A new camera installed in the Hubble Space Telescope in March is capturing images of some of the most distant features of the universe, said scientists who released the camera's first snapshots Tuesday.
The camera "is a wider window, it's a clearer window," said Holland Ford, an astronomy professor at Johns Hopkins University who led the team that built the camera. "With this camera, we will get the deepest view of the universe that humanity has ever had."
These pictures of colliding galaxies and swirling nebulas taken by the new Advanced Camera for Surveys each took about one day to shoot. In contrast, the Wide Field Planetary Camera 2, built at JPL and installed in 1993, took 10 days to make images of distant galaxies.
The Advanced Camera doubles the resolution and field of view of the Wide Field, which offered researchers a tiny, postage-stamp view of the sky, said deputy investigator Garth Illingworth, an astronomy professor at UC Santa Cruz. The new camera is also five times as sensitive.
The improved resolution allows scientists to see dim objects that have traveled farther away from Earth as the universe expanded, and are therefore older.
This is like getting information from what Ford calls the "twilight zone"--the time period just after the Big Bang that has gone unseen by current telescopes because the objects are too far away.
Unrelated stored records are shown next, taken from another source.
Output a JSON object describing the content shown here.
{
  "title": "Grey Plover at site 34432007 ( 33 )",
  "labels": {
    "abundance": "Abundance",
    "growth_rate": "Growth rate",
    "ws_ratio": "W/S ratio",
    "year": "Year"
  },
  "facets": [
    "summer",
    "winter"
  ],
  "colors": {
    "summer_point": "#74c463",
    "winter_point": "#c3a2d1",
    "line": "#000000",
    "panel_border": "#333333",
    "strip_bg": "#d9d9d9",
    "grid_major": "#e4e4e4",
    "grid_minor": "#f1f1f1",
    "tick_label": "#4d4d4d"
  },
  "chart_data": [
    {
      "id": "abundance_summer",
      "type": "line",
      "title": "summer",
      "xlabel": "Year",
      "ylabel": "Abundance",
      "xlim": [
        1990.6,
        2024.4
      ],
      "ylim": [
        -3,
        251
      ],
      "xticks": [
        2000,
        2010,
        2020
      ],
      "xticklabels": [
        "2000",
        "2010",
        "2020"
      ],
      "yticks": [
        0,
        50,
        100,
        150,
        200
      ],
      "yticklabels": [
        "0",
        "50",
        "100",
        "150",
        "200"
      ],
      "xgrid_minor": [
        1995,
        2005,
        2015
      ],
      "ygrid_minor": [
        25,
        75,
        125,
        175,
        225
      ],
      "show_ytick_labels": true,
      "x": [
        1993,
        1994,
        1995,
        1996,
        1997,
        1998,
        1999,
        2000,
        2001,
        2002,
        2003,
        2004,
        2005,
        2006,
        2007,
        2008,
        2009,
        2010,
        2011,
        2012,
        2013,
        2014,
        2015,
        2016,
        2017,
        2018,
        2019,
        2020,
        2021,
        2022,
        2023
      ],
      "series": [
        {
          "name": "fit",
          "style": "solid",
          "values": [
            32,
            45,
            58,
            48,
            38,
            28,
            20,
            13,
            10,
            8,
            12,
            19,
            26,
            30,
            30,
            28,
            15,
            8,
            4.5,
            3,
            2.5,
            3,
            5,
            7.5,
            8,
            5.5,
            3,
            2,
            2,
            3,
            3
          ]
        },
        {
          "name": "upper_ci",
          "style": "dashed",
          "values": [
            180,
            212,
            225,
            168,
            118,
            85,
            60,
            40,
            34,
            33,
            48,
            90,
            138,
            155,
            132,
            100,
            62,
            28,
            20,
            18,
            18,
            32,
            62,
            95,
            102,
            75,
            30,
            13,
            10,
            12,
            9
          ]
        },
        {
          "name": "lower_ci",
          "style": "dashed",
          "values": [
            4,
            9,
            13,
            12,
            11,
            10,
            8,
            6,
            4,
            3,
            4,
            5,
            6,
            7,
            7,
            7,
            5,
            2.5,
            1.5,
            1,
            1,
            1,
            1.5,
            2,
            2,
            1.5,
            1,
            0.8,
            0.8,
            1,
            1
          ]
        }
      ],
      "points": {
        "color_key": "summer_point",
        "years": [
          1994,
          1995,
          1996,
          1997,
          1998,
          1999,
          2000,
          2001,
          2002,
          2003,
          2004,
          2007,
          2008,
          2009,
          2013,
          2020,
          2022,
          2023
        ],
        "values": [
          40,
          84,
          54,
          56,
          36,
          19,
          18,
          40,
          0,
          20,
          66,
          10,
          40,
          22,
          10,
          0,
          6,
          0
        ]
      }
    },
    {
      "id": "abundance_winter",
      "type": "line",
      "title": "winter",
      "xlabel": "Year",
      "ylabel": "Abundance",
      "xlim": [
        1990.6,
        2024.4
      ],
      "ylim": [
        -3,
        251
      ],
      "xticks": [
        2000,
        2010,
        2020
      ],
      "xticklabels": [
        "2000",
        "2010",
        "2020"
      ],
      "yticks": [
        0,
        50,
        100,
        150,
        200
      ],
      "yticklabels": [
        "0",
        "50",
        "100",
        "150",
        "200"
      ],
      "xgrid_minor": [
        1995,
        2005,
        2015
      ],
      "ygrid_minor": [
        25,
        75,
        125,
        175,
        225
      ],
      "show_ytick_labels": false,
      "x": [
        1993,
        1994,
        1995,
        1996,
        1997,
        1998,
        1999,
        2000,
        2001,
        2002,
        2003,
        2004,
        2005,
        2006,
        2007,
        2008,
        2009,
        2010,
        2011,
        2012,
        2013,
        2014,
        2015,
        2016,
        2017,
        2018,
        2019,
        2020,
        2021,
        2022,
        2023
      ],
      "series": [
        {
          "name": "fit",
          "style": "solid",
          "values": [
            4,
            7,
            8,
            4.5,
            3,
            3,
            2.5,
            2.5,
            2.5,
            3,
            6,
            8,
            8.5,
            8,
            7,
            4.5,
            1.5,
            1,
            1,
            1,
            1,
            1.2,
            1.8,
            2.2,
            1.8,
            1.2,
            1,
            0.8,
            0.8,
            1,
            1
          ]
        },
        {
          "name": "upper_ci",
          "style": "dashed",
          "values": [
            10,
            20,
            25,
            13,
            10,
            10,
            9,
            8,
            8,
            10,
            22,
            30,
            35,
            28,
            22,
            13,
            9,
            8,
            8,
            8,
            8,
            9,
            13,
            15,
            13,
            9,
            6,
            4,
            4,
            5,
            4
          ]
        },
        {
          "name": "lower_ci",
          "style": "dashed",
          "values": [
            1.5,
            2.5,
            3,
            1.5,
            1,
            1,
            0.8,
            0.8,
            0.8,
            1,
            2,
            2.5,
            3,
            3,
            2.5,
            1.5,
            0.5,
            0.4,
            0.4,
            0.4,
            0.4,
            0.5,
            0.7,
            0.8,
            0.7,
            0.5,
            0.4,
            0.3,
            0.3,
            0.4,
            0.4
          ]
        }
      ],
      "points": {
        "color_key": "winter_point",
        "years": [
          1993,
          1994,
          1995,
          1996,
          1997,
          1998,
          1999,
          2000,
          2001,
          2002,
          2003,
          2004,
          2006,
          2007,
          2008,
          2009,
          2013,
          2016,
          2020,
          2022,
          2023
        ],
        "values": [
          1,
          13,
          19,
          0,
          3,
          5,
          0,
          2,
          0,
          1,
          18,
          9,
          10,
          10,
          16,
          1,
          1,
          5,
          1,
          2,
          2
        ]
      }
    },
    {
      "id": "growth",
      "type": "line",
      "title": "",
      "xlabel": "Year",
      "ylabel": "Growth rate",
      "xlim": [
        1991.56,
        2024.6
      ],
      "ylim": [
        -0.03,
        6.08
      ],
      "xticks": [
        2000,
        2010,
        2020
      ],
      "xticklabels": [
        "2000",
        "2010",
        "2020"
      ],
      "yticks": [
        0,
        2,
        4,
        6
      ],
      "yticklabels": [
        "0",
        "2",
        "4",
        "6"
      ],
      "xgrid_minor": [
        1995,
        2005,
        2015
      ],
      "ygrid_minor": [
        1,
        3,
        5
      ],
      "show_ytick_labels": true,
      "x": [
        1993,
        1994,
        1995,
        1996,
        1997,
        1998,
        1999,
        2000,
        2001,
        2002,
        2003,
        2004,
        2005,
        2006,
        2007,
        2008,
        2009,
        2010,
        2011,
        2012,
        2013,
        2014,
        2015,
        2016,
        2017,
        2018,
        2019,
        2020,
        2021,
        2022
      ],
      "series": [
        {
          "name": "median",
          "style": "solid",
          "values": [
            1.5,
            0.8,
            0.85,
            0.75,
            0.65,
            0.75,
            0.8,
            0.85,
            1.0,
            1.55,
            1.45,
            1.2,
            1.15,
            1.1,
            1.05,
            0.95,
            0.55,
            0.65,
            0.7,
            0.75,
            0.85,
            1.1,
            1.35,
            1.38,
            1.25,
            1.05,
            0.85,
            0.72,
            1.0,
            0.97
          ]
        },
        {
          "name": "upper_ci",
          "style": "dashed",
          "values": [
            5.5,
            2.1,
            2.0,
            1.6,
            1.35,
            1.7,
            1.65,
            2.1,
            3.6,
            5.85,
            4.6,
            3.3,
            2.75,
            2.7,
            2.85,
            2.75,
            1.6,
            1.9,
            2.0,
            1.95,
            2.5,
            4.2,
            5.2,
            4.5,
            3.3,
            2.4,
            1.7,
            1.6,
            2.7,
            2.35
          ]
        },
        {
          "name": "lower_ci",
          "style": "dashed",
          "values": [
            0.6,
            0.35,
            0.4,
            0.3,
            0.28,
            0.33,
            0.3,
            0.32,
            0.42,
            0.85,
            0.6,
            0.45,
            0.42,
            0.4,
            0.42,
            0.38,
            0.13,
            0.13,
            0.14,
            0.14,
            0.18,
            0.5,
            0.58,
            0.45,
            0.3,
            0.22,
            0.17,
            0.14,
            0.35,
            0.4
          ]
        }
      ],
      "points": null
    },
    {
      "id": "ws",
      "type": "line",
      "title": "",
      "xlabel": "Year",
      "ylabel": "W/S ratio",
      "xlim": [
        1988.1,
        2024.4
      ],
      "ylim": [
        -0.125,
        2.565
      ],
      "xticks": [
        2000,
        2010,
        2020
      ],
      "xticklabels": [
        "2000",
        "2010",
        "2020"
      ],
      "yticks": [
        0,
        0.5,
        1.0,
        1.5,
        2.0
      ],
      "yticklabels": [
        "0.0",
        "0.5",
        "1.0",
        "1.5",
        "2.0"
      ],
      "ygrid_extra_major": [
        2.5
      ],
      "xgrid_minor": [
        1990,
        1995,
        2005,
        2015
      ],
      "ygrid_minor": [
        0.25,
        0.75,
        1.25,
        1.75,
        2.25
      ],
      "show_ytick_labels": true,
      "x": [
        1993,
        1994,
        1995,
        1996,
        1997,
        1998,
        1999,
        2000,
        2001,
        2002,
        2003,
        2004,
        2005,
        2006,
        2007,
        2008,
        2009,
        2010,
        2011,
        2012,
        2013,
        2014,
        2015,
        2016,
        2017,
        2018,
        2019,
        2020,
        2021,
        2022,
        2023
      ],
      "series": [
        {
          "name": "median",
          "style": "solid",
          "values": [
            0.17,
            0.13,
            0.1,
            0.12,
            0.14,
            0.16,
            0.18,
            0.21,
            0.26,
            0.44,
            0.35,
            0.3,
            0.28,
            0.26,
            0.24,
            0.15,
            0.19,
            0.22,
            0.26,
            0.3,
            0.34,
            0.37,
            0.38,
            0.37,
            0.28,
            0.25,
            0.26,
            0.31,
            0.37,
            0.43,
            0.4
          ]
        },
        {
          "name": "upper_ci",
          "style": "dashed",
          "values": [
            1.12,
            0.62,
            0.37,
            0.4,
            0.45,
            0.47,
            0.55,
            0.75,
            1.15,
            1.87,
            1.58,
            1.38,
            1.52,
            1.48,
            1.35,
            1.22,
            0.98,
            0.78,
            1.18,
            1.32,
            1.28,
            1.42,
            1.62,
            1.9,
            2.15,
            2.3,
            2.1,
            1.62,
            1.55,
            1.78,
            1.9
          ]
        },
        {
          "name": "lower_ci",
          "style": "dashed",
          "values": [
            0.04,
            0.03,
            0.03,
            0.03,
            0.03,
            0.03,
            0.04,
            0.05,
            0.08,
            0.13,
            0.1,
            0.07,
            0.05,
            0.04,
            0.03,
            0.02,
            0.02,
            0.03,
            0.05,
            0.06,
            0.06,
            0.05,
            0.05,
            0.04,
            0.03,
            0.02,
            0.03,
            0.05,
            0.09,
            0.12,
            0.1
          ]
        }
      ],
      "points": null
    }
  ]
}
Ford estimates that scientists, using the new camera, will see as many stars and galaxies within the next year as were discovered in the entire 12 years of the Hubble's existence.
Among the photos released Tuesday that particularly excited the researchers was a shot of the "Tadpole Galaxy," located 420 million light-years away from our solar system in the constellation Draco.
But it is what lies behind the brilliant streak of stars streaming away from the spiral galaxy that really excited them.
About 3,000 dim, distant galaxies could be identified in the background of that image, some from within a billion years of the birth of the universe. Deep Field images of the same area showed only 1,500 galaxies.
Because it takes so long for light to travel such long distances, "we're seeing [galaxies] when they were infants," Ford said.
It would take a lot of squinting to find the celestial bodies in a newspaper photograph, however. Those images are too small. At a news conference in Washington, Ford and Illingworth used an 8-foot-by-8-foot enlargement to demonstrate their claims.
The Advanced Camera takes 16-million megapixels per shot, which means each image contains an enormous amount of information. The best digital cameras on the market today shoot about three to four megapixels.
Another image of two colliding galaxies called "The Mice" shows what could eventually happen to the Milky Way we call home.
As galaxies expand, they combine with those nearby. The two spiral galaxies exerted forces on each other and developed long mouse-like tails as a result.
Ford said the Milky Way, which contains our solar system, will interact with a galaxy in the constellation Andromeda in several billion years. Each will probably develop similar tails.